There is no greater indicator of the massive change our society is undergoing than the startling fact that the World Interactive Entertainment (aka Video Game) Industry gross last year exceeded the Movie Box Office gross: a landmark in the history of civilization.
Once characterised as the past-time of adolescents, interactive entertainment has come a long way in the 25 years since Space Invaders first entered our way-of-life.
As computing power has become cheaper, game consoles such as the Playstation and Xbox have developed capabilities beyond the first supercomputers, and the games which they run have become more compelling with each year as the industry has matured.
And the rapid quest towards photo-realism and believable virtual reality will continue unabated for many years to come - each successive game release pushes the boundaries further and as each generation of computer consoles hits the market, capabilities take a quantum leap towards convincing synthetic reality.
When Sony releases the next generation console, it is expected to have 1000 times the graphics processing power. Sony's PS2 was released in late 2000 - since then it has sold more than 60 million units worldwide (one million in Australia) and gained the early mover advantage over its prime competitor, Microsoft.

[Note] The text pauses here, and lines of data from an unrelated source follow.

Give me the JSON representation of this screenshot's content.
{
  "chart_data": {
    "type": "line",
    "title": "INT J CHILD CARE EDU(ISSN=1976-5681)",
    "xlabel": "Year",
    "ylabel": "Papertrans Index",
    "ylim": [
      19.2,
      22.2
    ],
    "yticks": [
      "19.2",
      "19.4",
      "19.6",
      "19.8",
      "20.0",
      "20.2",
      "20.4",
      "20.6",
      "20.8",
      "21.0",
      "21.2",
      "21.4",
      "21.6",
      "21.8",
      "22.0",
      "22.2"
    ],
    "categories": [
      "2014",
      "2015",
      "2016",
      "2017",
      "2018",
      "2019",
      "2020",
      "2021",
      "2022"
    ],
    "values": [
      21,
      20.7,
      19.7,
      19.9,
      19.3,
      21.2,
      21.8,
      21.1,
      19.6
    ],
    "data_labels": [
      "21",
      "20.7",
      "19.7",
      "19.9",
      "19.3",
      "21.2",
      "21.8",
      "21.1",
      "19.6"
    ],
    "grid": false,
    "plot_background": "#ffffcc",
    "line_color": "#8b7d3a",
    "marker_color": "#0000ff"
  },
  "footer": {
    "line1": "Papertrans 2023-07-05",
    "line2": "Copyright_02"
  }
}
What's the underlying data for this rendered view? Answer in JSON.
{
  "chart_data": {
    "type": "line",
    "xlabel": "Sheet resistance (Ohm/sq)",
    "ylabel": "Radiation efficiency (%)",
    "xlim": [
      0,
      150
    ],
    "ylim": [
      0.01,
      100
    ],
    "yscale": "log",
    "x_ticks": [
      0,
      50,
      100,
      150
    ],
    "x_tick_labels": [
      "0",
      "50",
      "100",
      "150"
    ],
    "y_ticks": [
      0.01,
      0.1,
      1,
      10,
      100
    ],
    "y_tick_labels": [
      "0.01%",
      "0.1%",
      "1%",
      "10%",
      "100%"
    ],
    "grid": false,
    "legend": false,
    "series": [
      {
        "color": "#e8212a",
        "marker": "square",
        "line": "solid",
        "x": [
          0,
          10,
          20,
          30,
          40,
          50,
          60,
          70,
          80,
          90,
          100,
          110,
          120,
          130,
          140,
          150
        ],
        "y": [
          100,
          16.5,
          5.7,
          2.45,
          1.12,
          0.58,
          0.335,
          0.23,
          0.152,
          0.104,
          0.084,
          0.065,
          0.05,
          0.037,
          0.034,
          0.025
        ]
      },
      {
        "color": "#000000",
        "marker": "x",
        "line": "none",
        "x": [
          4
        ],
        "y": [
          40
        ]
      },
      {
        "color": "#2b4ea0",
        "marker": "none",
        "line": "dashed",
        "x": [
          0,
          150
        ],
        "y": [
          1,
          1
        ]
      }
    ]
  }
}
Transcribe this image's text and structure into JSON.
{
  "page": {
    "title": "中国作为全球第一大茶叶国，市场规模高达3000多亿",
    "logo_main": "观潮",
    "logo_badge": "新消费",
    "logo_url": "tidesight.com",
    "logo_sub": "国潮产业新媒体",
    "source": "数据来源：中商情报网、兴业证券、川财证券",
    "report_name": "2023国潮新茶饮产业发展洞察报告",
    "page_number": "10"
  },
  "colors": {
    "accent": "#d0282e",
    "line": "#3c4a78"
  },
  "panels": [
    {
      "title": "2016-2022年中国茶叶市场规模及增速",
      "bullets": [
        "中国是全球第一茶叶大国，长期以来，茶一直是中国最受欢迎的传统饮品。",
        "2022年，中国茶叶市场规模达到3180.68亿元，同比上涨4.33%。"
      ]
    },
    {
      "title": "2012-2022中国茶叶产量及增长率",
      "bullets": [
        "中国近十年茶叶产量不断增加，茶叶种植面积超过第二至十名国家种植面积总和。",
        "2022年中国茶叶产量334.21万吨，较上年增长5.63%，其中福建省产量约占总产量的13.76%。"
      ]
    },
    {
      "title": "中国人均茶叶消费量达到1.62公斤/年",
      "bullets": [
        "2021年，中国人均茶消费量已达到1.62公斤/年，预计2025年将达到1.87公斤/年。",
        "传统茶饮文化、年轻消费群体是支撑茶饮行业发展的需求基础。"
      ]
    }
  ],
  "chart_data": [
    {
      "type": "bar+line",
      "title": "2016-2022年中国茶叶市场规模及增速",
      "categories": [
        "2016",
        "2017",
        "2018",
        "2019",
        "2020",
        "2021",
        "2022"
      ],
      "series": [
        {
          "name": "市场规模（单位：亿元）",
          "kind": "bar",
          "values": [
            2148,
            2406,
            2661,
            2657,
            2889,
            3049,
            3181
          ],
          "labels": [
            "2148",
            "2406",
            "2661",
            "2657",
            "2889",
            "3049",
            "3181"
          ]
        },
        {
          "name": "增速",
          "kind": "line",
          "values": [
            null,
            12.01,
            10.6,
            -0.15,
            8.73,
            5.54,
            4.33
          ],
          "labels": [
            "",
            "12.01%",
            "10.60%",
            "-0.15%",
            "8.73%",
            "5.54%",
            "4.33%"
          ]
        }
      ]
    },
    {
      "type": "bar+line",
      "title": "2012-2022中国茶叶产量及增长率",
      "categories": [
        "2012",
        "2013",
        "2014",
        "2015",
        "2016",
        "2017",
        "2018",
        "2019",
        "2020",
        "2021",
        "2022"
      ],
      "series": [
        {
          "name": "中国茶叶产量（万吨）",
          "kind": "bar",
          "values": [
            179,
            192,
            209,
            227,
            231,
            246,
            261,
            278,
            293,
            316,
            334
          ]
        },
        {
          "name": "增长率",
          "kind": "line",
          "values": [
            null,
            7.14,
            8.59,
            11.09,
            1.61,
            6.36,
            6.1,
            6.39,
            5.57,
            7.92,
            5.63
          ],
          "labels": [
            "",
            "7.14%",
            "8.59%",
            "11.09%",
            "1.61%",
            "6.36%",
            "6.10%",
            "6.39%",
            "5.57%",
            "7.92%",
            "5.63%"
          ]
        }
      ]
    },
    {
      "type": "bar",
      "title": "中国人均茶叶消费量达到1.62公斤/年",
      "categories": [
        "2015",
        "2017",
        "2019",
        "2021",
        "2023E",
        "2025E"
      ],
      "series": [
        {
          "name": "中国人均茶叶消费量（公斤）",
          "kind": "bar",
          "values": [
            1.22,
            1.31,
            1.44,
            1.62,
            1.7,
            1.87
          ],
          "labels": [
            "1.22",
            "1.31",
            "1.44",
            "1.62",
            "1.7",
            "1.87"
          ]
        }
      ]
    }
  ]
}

The next generation of consoles will land in 2005 by which time Sony will be locked in combat with Microsoft for top spot in the netwroked world - where you can play with everyone's next door neighbour all at the same time. Microsoft has a massive advantage in this marketplace, already reaching the majority of the world's online population each month via its MSN network.
It would be easy to dismiss the game industry as a teenage phenomena, but in reality, teens of the nineties have grown up. The average game player gets older every year, and is currently 29.
And the next generation coming through is likely to be even more comfortable with computer games - interactive digital media has become an integral part of children's lives. A recent study of American children showed children under the age of six spend as much time playing video games as they do playing outside.
Two-thirds (68%) of children under two already use screen media, for an average of more than two hours A DAY!
More importantly than larger gross revenues, the game industry has a larger audience, commands a lot more of the audience's time and enjoys a very pro-active relationship with that audience - so proactive that many parents who have witnessed the phenomena would term it addictive.